Le MJN déplore la médiocrité de nombre de politiciens du Nahouri dont certains ont accepté d’aller à des primaires au sein de leur parti, tout en sachant que quel que soit le mode et la nature du vote, le Nahouri perdra avec ses 10 conseillers face aux 14 conseillers du Zoundwéogo et aux 14 autres conseillers du Bazéga. Il fallait simplement se battre pour faire valoir la règle d’une présidence tournante et non accepter de manière suicidaire d’aller à des primaires. C’est d’autant outrageant pour le Nahouri qu’à quelques exceptions près, ce sont les mêmes professionnels de la politique médiocre et habituelle qui ont fait perdre hier le Nahouri, qui une fois de plus ont agi à le faire perdre aujourd’hui également. Que diantre font-ils encore dans cette politique s’ils sont incapables de quoi que ce soit pour leur province?

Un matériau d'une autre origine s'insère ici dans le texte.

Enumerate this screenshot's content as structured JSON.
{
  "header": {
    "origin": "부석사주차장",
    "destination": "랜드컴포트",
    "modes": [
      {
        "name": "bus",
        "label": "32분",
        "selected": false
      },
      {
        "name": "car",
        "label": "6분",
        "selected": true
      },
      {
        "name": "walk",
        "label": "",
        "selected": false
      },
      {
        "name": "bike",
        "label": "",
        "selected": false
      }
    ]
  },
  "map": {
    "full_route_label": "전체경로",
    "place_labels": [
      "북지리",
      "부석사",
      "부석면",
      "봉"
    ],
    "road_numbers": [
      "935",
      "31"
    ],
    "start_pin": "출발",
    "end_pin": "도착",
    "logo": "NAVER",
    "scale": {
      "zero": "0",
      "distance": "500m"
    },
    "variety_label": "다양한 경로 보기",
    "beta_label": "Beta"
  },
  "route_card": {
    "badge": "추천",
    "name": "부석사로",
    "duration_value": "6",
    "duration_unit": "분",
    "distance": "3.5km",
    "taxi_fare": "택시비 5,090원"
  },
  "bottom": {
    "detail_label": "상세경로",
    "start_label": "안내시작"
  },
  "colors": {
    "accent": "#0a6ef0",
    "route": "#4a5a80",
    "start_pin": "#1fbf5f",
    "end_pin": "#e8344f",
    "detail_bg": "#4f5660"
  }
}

Pour notre part, nous continuons d’affirmer avec force que les régions au Burkina sont non seulement mal conçues mais aussi et surtout mal mises en œuvre. En effet, si la région doit s’entendre uniquement comme son chef-lieu, cela s’appelle une mauvaise conception. Si attribuer l’accueil des festivités du 11-Décembre à une région signifie développer le seul et rien que le seul chef-lieu, cela s’appelle une mauvaise conception.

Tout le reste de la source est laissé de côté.